False proof that $\tfrac{0}{0} = 2.5$

Question

I was just playing around with the quadratic formula and wondered what if the a coefficient is $0$, so I took a normal equation like $2x-5=0$ and slapped a $0x^2$ term in front of it to get a quadratic equation. So: $0x^2+2x-5=0$ then using the quadratic formula we get that $x=0/0$ & $x=-4/0$ if we solved the first equation the "normal" way we would get that $x = 2.5$, so would that mean that $0/0 = 2.5$ & $-4/0 = 2.5$? I know that the quadratic equation is not defined for $a = 0$, but could you logically prove that this is false? to be more broad, yes you could have it be equal to anything if you engineer the initial equation, and having $0/0$ equal to any number will pretty much break all of mathematics.

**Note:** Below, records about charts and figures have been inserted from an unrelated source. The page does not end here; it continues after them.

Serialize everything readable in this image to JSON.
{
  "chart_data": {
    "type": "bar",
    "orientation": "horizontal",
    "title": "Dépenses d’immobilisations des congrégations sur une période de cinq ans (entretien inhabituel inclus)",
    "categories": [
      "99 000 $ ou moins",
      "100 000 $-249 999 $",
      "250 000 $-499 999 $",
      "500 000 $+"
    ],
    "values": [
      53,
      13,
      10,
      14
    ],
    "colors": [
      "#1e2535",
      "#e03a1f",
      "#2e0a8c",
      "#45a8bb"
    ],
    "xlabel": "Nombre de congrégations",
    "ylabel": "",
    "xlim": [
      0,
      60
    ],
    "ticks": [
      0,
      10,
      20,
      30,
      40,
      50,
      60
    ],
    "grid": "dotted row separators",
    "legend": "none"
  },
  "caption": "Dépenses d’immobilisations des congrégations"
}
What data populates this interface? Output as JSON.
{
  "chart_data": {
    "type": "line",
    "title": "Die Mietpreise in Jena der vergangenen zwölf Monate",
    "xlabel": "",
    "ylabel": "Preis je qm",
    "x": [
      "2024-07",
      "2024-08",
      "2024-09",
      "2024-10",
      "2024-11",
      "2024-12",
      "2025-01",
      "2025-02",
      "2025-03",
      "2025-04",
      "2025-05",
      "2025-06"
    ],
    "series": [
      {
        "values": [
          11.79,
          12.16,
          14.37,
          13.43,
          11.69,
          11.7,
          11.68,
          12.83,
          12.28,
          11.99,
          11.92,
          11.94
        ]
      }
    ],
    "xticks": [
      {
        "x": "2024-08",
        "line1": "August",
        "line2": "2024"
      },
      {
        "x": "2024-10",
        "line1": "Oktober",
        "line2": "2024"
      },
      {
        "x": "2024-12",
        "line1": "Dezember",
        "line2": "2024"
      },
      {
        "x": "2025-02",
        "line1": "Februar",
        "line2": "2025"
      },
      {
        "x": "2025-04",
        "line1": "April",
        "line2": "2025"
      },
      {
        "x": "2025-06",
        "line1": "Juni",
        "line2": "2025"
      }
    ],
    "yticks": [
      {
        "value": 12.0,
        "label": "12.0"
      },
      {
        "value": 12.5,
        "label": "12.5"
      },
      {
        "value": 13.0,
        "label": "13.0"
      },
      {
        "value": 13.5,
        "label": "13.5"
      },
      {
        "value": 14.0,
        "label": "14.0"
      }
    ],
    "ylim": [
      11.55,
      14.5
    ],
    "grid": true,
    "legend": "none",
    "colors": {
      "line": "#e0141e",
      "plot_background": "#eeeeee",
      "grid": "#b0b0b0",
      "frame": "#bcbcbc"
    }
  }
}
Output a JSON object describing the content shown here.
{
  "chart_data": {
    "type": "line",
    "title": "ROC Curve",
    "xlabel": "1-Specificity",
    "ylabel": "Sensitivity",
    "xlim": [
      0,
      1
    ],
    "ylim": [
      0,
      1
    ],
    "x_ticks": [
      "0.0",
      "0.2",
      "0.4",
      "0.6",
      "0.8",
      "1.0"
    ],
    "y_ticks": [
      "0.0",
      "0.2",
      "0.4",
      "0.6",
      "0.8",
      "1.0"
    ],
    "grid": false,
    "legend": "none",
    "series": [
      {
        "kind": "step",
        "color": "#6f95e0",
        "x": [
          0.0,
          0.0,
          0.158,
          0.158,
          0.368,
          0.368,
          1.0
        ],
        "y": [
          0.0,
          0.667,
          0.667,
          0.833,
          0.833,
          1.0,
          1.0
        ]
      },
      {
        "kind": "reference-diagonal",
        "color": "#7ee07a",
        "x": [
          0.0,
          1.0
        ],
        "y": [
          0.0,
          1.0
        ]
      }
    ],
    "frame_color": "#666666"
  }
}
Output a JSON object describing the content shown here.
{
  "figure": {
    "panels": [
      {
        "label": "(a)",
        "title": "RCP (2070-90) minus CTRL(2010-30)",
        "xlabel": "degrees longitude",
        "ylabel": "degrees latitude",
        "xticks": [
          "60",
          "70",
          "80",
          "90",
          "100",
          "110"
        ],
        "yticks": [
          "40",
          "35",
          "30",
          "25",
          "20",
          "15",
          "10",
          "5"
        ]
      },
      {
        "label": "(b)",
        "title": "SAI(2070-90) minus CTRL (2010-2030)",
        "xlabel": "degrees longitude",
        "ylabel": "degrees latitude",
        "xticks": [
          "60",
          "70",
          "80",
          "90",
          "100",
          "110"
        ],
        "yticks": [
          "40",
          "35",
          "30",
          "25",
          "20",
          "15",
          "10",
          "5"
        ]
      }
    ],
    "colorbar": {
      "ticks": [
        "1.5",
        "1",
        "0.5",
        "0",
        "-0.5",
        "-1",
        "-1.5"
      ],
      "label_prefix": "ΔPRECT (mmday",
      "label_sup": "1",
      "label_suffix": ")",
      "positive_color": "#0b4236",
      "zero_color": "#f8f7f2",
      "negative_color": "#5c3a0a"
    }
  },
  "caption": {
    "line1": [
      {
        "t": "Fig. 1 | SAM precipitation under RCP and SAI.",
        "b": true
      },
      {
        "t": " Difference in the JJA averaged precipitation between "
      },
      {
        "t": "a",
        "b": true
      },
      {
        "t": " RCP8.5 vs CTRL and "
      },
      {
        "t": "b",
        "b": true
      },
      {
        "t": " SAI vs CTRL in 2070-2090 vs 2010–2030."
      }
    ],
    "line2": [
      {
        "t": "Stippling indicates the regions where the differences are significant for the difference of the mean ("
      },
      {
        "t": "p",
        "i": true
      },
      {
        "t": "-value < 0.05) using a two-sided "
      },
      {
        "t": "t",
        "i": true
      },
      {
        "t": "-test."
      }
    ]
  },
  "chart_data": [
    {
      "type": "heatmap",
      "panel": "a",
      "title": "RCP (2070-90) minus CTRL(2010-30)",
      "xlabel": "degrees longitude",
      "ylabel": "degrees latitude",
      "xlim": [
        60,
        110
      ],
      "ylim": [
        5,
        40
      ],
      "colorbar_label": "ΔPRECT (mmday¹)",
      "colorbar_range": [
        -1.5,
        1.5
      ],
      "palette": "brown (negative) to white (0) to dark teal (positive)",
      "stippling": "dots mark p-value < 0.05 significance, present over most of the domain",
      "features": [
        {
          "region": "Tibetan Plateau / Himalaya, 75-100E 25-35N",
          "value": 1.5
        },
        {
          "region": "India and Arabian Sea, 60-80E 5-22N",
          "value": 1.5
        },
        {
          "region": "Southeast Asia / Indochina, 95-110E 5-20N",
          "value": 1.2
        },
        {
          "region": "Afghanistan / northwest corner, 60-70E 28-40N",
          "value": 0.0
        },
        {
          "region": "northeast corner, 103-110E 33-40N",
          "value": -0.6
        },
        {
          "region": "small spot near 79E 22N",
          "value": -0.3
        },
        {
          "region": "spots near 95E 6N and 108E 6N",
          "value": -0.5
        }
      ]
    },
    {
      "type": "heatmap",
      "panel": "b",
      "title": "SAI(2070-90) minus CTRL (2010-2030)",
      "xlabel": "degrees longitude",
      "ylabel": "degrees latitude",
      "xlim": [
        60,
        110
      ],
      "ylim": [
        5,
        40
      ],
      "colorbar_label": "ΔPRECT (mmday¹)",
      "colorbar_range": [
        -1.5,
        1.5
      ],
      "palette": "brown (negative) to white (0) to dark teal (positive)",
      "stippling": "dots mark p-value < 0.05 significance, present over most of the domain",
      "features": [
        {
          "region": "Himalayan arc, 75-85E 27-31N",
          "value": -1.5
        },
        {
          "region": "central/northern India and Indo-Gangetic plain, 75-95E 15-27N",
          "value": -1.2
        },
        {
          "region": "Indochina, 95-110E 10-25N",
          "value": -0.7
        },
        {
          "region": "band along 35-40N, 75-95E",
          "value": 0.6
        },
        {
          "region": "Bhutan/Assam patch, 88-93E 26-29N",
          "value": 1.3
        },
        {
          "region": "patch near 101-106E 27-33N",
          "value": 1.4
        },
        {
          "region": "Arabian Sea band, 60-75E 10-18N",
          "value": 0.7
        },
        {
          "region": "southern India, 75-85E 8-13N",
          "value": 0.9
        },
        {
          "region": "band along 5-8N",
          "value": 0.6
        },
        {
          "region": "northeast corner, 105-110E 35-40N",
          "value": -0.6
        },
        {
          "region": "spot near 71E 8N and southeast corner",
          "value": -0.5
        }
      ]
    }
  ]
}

But besides this is there anything more "logical", and not criticizing that this is false because it is not useful. and i don't even know how to even start to prove that this is wrong. (note: sorry if the formatting looks weird, i don't know how to do latex stuff)

Answer 1

The quadratic equation works only when $a\ne0$. So your method of proof is fine except the first premise when you assumed that the quadratic equation would satisfy a linear equation. However, we can say that the solution to the linear equation $bx+c=0$ is $$\lim_{a\rightarrow0}\frac{-b\pm\sqrt{b^2-4ac}}{2a}=\lim_{a\rightarrow0}\mp\frac{4c}{4\sqrt{b^2-4ac}}=-\frac cb$$Which is true.